Over the last week or so I’ve been really struggling with the brain fog and fatigue. My doctor and I are trialing an increase in my Lyrica doses and so far I’ve seen little to no improvement in the pain levels (the reason for the Lyrica) and a massive increase in the brain fog/fatigue department.
I feel almost like I’ve taken a 6 month leap backwards in my mental capabilities!
It’s really hard to explain what it’s like to be on this sort of drug. My mother-in-law told me about someone in her support group who recently started Lyrica and I really liked her description… you can start off feeling fine, almost good, so you go about your day as normal but at some point you realise that you feel as if you’re high on drugs, you are completely out of it and unable to do anything properly… thanks to the fog I don’t think I’ve written that quite right but you get the gist of what was being explained.
Each and every day, multiple times a day, I’m stopping and asking myself what I’m doing. I feel like most days lately are just going by without me achieving much, like it was when I first fell ill.
Admittedly I am achieving more than I was back then, physically at least. I’m managing to keep up my (mostly) daily yoga, 3 times a week body weight exercises and daily walk or ride (which I’ve managed to increase to around 20 minutes a day).
Mentally though, I’m getting nowhere!
I have a uni assignment due next week and the fog is making it difficult to even understand what I’m reading in the weekly work, let alone managing to create my own 6 lesson unit of work on history for primary students. Luckily, my sister is over from Hong Kong at the moment and she’s studying similar subjects so I’ve had her helping me at least lay out the lessons so that it should be easy for me over the next week or so to get it into a structure suitable for uni. To be honest I’ve realised I’m not quite ready for study with deadlines yet, so when I finish this unit (hopefully passing) I’m just going to focus on the Certificate IV in Training and Assessment and not continue my degree for a little while.

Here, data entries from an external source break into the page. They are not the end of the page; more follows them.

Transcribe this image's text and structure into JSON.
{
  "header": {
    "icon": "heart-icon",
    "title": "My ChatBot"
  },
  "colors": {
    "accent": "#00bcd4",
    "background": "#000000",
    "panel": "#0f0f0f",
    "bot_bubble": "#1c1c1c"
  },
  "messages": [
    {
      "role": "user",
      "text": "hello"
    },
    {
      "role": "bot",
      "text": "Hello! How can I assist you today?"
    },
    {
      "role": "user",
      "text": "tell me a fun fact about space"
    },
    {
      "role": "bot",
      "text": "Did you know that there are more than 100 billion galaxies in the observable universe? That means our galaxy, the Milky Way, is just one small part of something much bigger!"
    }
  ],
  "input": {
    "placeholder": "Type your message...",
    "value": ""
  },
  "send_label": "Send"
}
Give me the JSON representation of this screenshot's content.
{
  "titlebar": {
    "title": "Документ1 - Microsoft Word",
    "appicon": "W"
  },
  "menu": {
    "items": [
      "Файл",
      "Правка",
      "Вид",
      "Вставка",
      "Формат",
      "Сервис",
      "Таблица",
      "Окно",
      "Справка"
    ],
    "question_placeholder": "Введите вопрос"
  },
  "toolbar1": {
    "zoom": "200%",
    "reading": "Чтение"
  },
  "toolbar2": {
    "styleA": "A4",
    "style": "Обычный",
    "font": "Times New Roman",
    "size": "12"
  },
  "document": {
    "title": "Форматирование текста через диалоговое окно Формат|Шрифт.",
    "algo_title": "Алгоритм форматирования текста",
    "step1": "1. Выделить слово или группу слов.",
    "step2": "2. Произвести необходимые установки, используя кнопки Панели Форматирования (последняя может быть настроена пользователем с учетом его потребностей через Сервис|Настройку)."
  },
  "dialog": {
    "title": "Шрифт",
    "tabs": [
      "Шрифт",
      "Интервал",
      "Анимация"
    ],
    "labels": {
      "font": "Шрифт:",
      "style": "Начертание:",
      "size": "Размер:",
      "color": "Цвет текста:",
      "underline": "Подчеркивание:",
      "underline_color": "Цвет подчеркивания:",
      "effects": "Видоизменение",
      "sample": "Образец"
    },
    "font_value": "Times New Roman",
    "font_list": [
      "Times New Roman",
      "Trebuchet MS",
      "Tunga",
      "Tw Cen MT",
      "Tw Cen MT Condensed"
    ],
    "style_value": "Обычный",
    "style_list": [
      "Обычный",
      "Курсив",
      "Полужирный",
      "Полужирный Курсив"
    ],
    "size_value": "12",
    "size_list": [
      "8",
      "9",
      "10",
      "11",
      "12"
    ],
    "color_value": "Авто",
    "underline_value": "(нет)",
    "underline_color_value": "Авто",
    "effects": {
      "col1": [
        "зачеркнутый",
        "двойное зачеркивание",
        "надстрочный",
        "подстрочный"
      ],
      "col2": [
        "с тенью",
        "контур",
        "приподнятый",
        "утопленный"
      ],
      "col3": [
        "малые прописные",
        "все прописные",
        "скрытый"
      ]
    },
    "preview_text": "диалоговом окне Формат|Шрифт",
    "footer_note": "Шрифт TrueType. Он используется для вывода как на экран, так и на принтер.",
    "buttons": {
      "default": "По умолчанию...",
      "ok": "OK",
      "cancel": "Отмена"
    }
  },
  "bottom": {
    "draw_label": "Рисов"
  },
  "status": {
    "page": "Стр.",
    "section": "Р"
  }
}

Not being able to complete my uni work makes me question how ready I am to return to work. Although I’m fighting for a part time return to work soon, maybe I’m not ready. If this fog is not just the drug again, maybe I need to take longer to heal.
Every day I will be asking myself this:
My response is not always yes. Although I’d like it to be yes everyday, there a days where I’m struggling to even remember the order of my morning routine. On those days I feel like I’m travelling nowhere or maybe even backwards.
I know I can travel well, even with my illness, I just need to remind myself of my priorities and focus on those. I can be happy and fulfilled even with a life of pain and fog where most of my time is spent at home.
Next week when I see my doctor again I will need to have made a decision, is the fog/fatigue worth the minimal pain reduction the Lyrica is providing?
Right now my answer is NO.
If things have not improved by next week I will be asking to be taken off the Lyrica and, given that then I will be off all pharmaceutical drugs (except the Depo Provera for the Pelvic Congestion Syndrome), I will be looking more into natural and non-drug options for pain and energy management.
For me to feel comfortable returning to work, I need to be at a level where I can function – both physically and mentally – at a minimum of half of what my ability was before falling ill. At the 50% point I’d be comfortable with part time work which would hopefully assist in increasing that percentage for the mental functionality.
I’m beginning to feel like I’m rambling so I’m going to end this post here.
My questions to you today are:
Are you travelling well? Have you found that good point/balance point in your life?
If you ever tried Lyrica, what were your experiences with it?
Do you have any alternative treatment recommendations for pain and energy management?